What you're thinking of as AI is actually a narrower version, while true intelligence is termed AGI.

Explanation:
The term 'AI' (Artificial Intelligence) refers to computer systems that can perform tasks that would typically require human intelligence, like recognizing patterns or making decisions. However, most AI systems are specialized and focused on specific tasks.

On the other hand, 'AGI' (Artificial General Intelligence) refers to a higher level of AI that possesses human-like cognitive abilities. AGI systems would be capable of understanding, learning, and applying knowledge across a wide range of tasks, much like us.

So, the distinction lies in the breadth of capabilities: AI refers to more specialized, task-focused systems, while AGI represents a more versatile and human-like intelligence.

The term ‘AI’ (Artificial Intelligence) refers to computer systems that can perform tasks that would typically require human intelligence,

That's everything computers do, though, isn't it? Pocket calculators would have fit this definition of AI in the 1970s. In the '60s, "computer" was a human job title.

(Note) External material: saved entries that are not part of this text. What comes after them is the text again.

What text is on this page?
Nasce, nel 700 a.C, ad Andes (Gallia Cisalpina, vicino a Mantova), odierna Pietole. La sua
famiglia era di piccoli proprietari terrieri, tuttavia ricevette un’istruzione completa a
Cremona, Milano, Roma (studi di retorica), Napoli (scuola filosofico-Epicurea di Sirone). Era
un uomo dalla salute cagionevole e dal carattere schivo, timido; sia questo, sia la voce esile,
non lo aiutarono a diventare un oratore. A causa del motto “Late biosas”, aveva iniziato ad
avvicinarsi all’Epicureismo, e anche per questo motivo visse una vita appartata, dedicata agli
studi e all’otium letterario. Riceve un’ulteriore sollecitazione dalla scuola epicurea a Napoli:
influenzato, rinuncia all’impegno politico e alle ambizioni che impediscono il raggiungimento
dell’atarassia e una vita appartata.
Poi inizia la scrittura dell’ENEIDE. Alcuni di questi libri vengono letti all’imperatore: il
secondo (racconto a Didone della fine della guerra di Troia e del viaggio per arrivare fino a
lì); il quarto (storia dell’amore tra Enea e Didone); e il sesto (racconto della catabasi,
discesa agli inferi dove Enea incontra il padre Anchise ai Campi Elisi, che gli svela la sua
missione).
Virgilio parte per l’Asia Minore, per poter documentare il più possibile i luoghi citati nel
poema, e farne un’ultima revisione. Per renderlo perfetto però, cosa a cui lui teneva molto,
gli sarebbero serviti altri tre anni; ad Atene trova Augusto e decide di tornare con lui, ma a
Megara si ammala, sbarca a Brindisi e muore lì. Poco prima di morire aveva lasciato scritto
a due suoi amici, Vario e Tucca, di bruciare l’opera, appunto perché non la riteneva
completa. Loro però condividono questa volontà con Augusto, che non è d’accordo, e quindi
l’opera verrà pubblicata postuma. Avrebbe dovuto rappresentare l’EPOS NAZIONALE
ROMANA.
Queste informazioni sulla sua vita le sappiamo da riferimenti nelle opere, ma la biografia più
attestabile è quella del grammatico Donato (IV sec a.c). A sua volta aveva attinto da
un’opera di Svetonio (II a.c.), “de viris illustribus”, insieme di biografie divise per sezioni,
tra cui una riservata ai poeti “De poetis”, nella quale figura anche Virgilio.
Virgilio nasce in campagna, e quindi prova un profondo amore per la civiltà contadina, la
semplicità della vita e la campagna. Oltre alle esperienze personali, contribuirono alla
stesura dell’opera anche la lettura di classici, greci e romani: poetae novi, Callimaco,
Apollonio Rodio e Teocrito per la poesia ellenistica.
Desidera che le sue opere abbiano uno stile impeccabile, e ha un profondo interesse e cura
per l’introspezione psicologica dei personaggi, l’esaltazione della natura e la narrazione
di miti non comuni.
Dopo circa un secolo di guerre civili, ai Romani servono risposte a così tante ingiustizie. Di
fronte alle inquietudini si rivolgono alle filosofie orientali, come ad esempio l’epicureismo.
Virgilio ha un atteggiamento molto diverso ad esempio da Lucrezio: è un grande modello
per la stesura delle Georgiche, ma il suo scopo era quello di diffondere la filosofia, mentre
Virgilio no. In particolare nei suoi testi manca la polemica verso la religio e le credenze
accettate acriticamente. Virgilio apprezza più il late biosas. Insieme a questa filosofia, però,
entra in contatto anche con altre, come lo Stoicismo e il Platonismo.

Unless your pocket calculator can recognise patterns or make decisions, it doesn't fit the description.

Fair enough. What evidence have you got that it's any different than what humans do? Have you looked around? How many people can you point to that are not just regurgitating or iterating or recombining or rearranging or taking the next step?

As far as I can tell, much of what we call intelligent activity can be performed by computer software and the gaps get smaller every year.

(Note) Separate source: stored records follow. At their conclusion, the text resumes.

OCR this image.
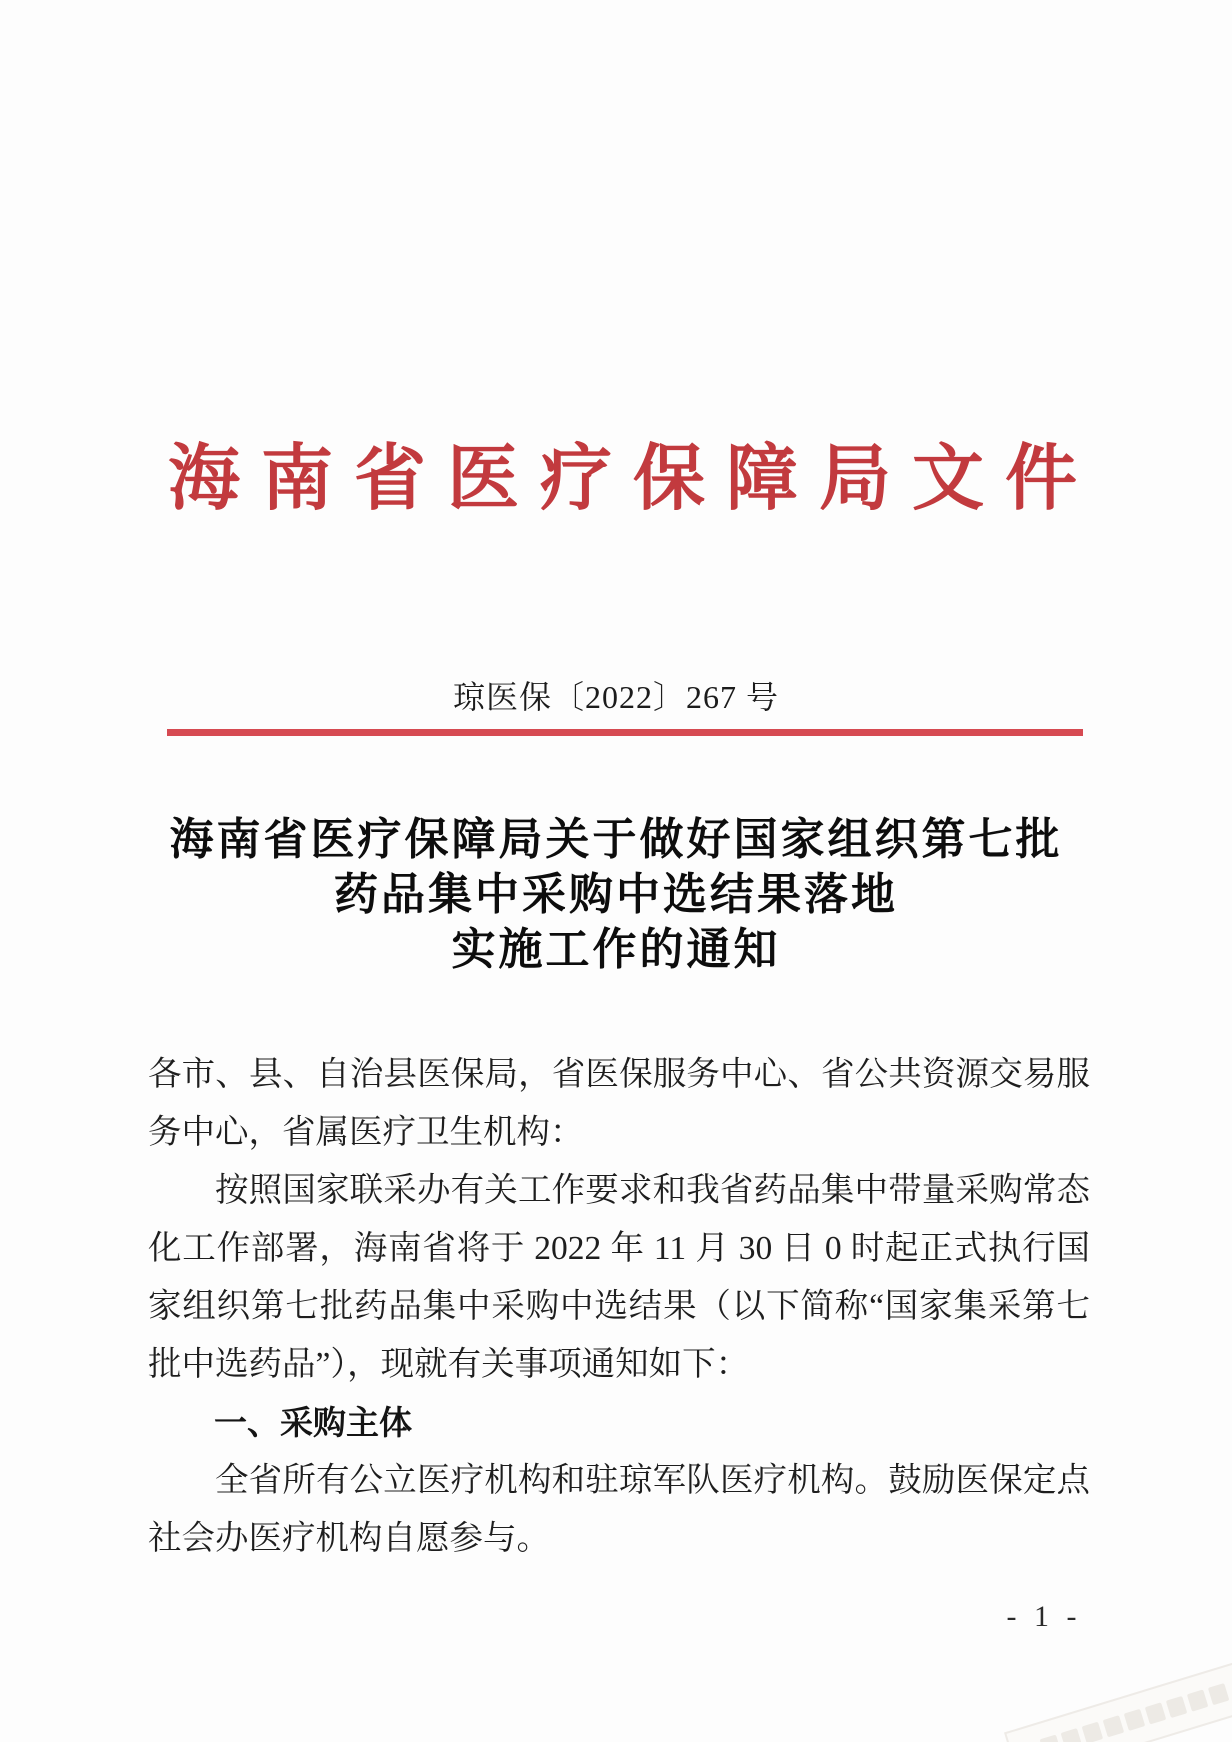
海南省医疗保障局文件
琼医保〔2022〕267 号
海南省医疗保障局关于做好国家组织第七批
药品集中采购中选结果落地
实施工作的通知

各市、县、自治县医保局，省医保服务中心、省公共资源交易服务中心，省属医疗卫生机构：

按照国家联采办有关工作要求和我省药品集中带量采购常态化工作部署，海南省将于 2022 年 11 月 30 日 0 时起正式执行国家组织第七批药品集中采购中选结果（以下简称“国家集采第七批中选药品”），现就有关事项通知如下：

一、采购主体

全省所有公立医疗机构和驻琼军队医疗机构。鼓励医保定点社会办医疗机构自愿参与。

- 1 -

That’s not how ChatGPT works.

GPT is an LLM that use RNN. An RNN (Recurrent neural network) is not an algorithm.

Yes, but a neural network is just a collection of ML algorithms.

Yea, but not really. The algorithms are available for free, but they don’t do anything useful by themselves. The RNN is built by training the neural net, which uses grading/classification of training data to increase or decrease millions of coefficients of a multi-layer filter. It’s the training data, the classification feedback and the processing power that actually creates the AI.